L’Allemagne et la Pologne, les « meilleures » élèves
Au niveau national : des surprises.
- Dans son rapport, Ember épingle également les évolutions dans la consommation de charbon à l’échelle des pays européens. Et certains risquent d’être surpris.
- Sur les 18 pays de l’UE qui ont eu recours au charbon pour produire de l’électricité l’hiver dernier, 15 ont diminué leur utilisation. Et les meilleurs élèves se nomment… l’Allemagne et la Pologne.
- Sur un an, la production d’électricité via le charbon a diminué de 10 térawattheures en Allemagne et de 6 en Pologne. Aucun autre pays n’a fait mieux.
- L’Allemagne et la Pologne restent toutefois les deux pays qui ont eu le plus recours au charbon au sein de l’UE. Forcément, en partant d’une base bien plus élevée, il est plus aisé d’opérer aux baisses les plus marquées.
- L’Allemagne a beaucoup été critiquée pour avoir prolongé et rouvert certaines centrales à charbon, en partie pour compenser l’arrêt de ses centrales nucléaires. Mais il apparaît que celles-ci n’ont finalement pas tourné à plein régime, souligne Ember.
- En Pologne, en février, la part du charbon dans le mix électrique a atteint son niveau le plus bas, passant pour la première fois sous les deux tiers.

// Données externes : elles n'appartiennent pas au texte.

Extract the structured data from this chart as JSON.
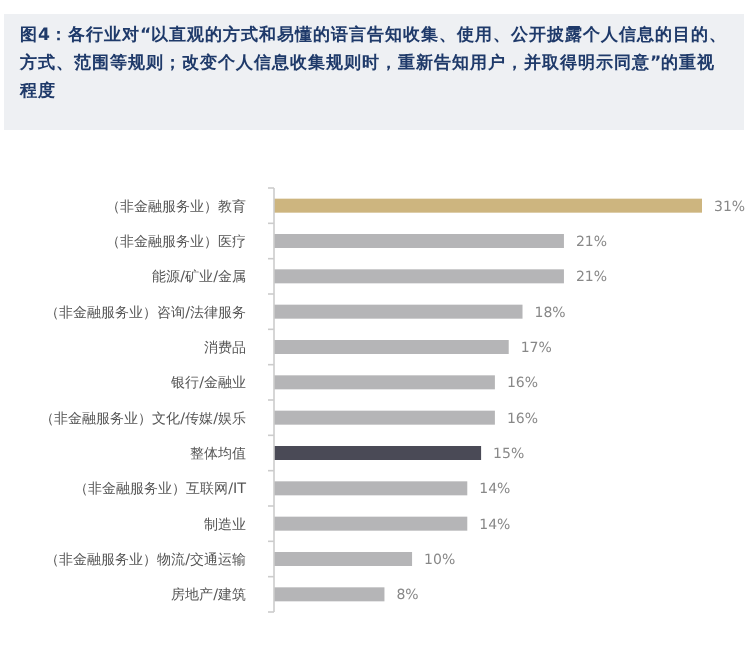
{
  "chart_data": {
    "type": "bar",
    "orientation": "horizontal",
    "title": "图4：各行业对“以直观的方式和易懂的语言告知收集、使用、公开披露个人信息的目的、方式、范围等规则；改变个人信息收集规则时，重新告知用户，并取得明示同意”的重视程度",
    "categories": [
      "（非金融服务业）教育",
      "（非金融服务业）医疗",
      "能源/矿业/金属",
      "（非金融服务业）咨询/法律服务",
      "消费品",
      "银行/金融业",
      "（非金融服务业）文化/传媒/娱乐",
      "整体均值",
      "（非金融服务业）互联网/IT",
      "制造业",
      "（非金融服务业）物流/交通运输",
      "房地产/建筑"
    ],
    "values": [
      31,
      21,
      21,
      18,
      17,
      16,
      16,
      15,
      14,
      14,
      10,
      8
    ],
    "colors": [
      "#cdb57f",
      "#b5b5b7",
      "#b5b5b7",
      "#b5b5b7",
      "#b5b5b7",
      "#b5b5b7",
      "#b5b5b7",
      "#4a4a56",
      "#b5b5b7",
      "#b5b5b7",
      "#b5b5b7",
      "#b5b5b7"
    ],
    "value_labels": [
      "31%",
      "21%",
      "21%",
      "18%",
      "17%",
      "16%",
      "16%",
      "15%",
      "14%",
      "14%",
      "10%",
      "8%"
    ]
  }
}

- Les 3 pays qui ont vu leur consommation de charbon augmenter sont l’Italie (+26%), la Finlande (+12%) et la Hongrie (+3%).

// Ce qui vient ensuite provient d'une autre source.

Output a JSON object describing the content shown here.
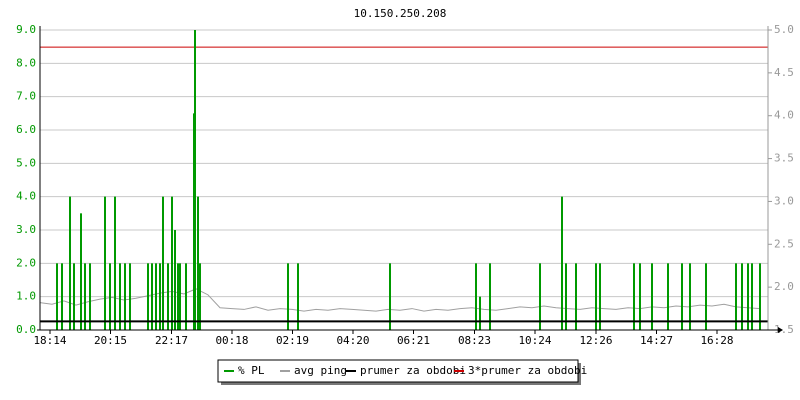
{
  "chart_data": {
    "type": "line",
    "title": "10.150.250.208",
    "xlim": [
      0,
      1456
    ],
    "xticks": [
      {
        "value": 20,
        "label": "18:14"
      },
      {
        "value": 141,
        "label": "20:15"
      },
      {
        "value": 263,
        "label": "22:17"
      },
      {
        "value": 384,
        "label": "00:18"
      },
      {
        "value": 505,
        "label": "02:19"
      },
      {
        "value": 626,
        "label": "04:20"
      },
      {
        "value": 747,
        "label": "06:21"
      },
      {
        "value": 869,
        "label": "08:23"
      },
      {
        "value": 990,
        "label": "10:24"
      },
      {
        "value": 1112,
        "label": "12:26"
      },
      {
        "value": 1233,
        "label": "14:27"
      },
      {
        "value": 1354,
        "label": "16:28"
      }
    ],
    "ylim": [
      0,
      9
    ],
    "yticks": [
      {
        "value": 0,
        "label": "0.0"
      },
      {
        "value": 1,
        "label": "1.0"
      },
      {
        "value": 2,
        "label": "2.0"
      },
      {
        "value": 3,
        "label": "3.0"
      },
      {
        "value": 4,
        "label": "4.0"
      },
      {
        "value": 5,
        "label": "5.0"
      },
      {
        "value": 6,
        "label": "6.0"
      },
      {
        "value": 7,
        "label": "7.0"
      },
      {
        "value": 8,
        "label": "8.0"
      },
      {
        "value": 9,
        "label": "9.0"
      }
    ],
    "y2lim": [
      1.5,
      5.0
    ],
    "y2ticks": [
      1.5,
      {
        "value": 2,
        "label": "2.0"
      },
      2.5,
      {
        "value": 3,
        "label": "3.0"
      },
      3.5,
      {
        "value": 4,
        "label": "4.0"
      },
      4.5,
      {
        "value": 5,
        "label": "5.0"
      }
    ],
    "grid": true,
    "legend": "bottom",
    "series": [
      {
        "name": "% PL",
        "color": "#009900",
        "axis": "y",
        "x": [
          34,
          44,
          60,
          68,
          82,
          90,
          100,
          130,
          140,
          150,
          160,
          170,
          180,
          216,
          224,
          232,
          240,
          246,
          256,
          264,
          270,
          276,
          280,
          292,
          308,
          310,
          316,
          320,
          496,
          516,
          700,
          872,
          880,
          900,
          1000,
          1044,
          1052,
          1072,
          1112,
          1120,
          1188,
          1200,
          1224,
          1256,
          1284,
          1300,
          1332,
          1392,
          1404,
          1416,
          1424,
          1440
        ],
        "values": [
          2,
          2,
          4,
          2,
          3.5,
          2,
          2,
          4,
          2,
          4,
          2,
          2,
          2,
          2,
          2,
          2,
          2,
          4,
          2,
          4,
          3,
          2,
          2,
          2,
          6.5,
          9,
          4,
          2,
          2,
          2,
          2,
          2,
          1,
          2,
          2,
          4,
          2,
          2,
          2,
          2,
          2,
          2,
          2,
          2,
          2,
          2,
          2,
          2,
          2,
          2,
          2,
          2
        ]
      },
      {
        "name": "avg ping",
        "color": "#a0a0a0",
        "axis": "y2",
        "x": [
          0,
          24,
          48,
          72,
          96,
          120,
          144,
          168,
          192,
          216,
          240,
          264,
          288,
          312,
          336,
          360,
          384,
          408,
          432,
          456,
          480,
          504,
          528,
          552,
          576,
          600,
          624,
          648,
          672,
          696,
          720,
          744,
          768,
          792,
          816,
          840,
          864,
          888,
          912,
          936,
          960,
          984,
          1008,
          1032,
          1056,
          1080,
          1104,
          1128,
          1152,
          1176,
          1200,
          1224,
          1248,
          1272,
          1296,
          1320,
          1344,
          1368,
          1392,
          1416,
          1440
        ],
        "values": [
          1.82,
          1.8,
          1.84,
          1.79,
          1.83,
          1.86,
          1.88,
          1.85,
          1.87,
          1.9,
          1.93,
          1.95,
          1.92,
          1.98,
          1.91,
          1.76,
          1.75,
          1.74,
          1.77,
          1.73,
          1.75,
          1.74,
          1.72,
          1.74,
          1.73,
          1.75,
          1.74,
          1.73,
          1.72,
          1.74,
          1.73,
          1.75,
          1.72,
          1.74,
          1.73,
          1.75,
          1.76,
          1.74,
          1.73,
          1.75,
          1.77,
          1.76,
          1.78,
          1.76,
          1.75,
          1.74,
          1.76,
          1.75,
          1.74,
          1.76,
          1.75,
          1.77,
          1.76,
          1.78,
          1.77,
          1.79,
          1.78,
          1.8,
          1.77,
          1.76,
          1.75
        ]
      },
      {
        "name": "prumer za obdobi",
        "color": "#000000",
        "axis": "y2",
        "value": 1.6
      },
      {
        "name": "3*prumer za obdobi",
        "color": "#cc0000",
        "axis": "y2",
        "value": 4.8
      }
    ]
  }
}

- Dans le même temps, chacun a toutefois grandement diminué son recours au gaz.
Et après : rester vigilant.
- Dans ses conclusions, Ember appelle à la vigilance. Nous n’aurons pas chaque année un hiver doux avec des prix astronomiques. Il faut continuer de prendre des mesures structurelles pour réduire la consommation et encourager les énergies renouvelables, lit-on dans le rapport.
- L’hiver dernier aura en tout cas montré aux sceptiques que le renouvelable est une solution viable pour l’avenir, fait également remarquer le groupe de réflexion.
- « Les gens se tourneront vers 2022 et 2023 et y verront le moment où les énergies renouvelables ont vraiment commencé à prendre leur envol », a souligné auprès du FT Harriet Fox, analyste chez Ember. « Les gouvernements prennent conscience du fait que nous ne pouvons pas compter sur les combustibles fossiles et que les énergies renouvelables peuvent constituer la majorité de notre système énergétique. »
- Les chiffres parlent pour eux-mêmes :
- +5 TWh pour l’électricité produite via l’énergie hydraulique.
- +7 TWh pour l’électricité produite via l’énergie solaire.
- +11 TWh pour l’électricité via l’énergie solaire.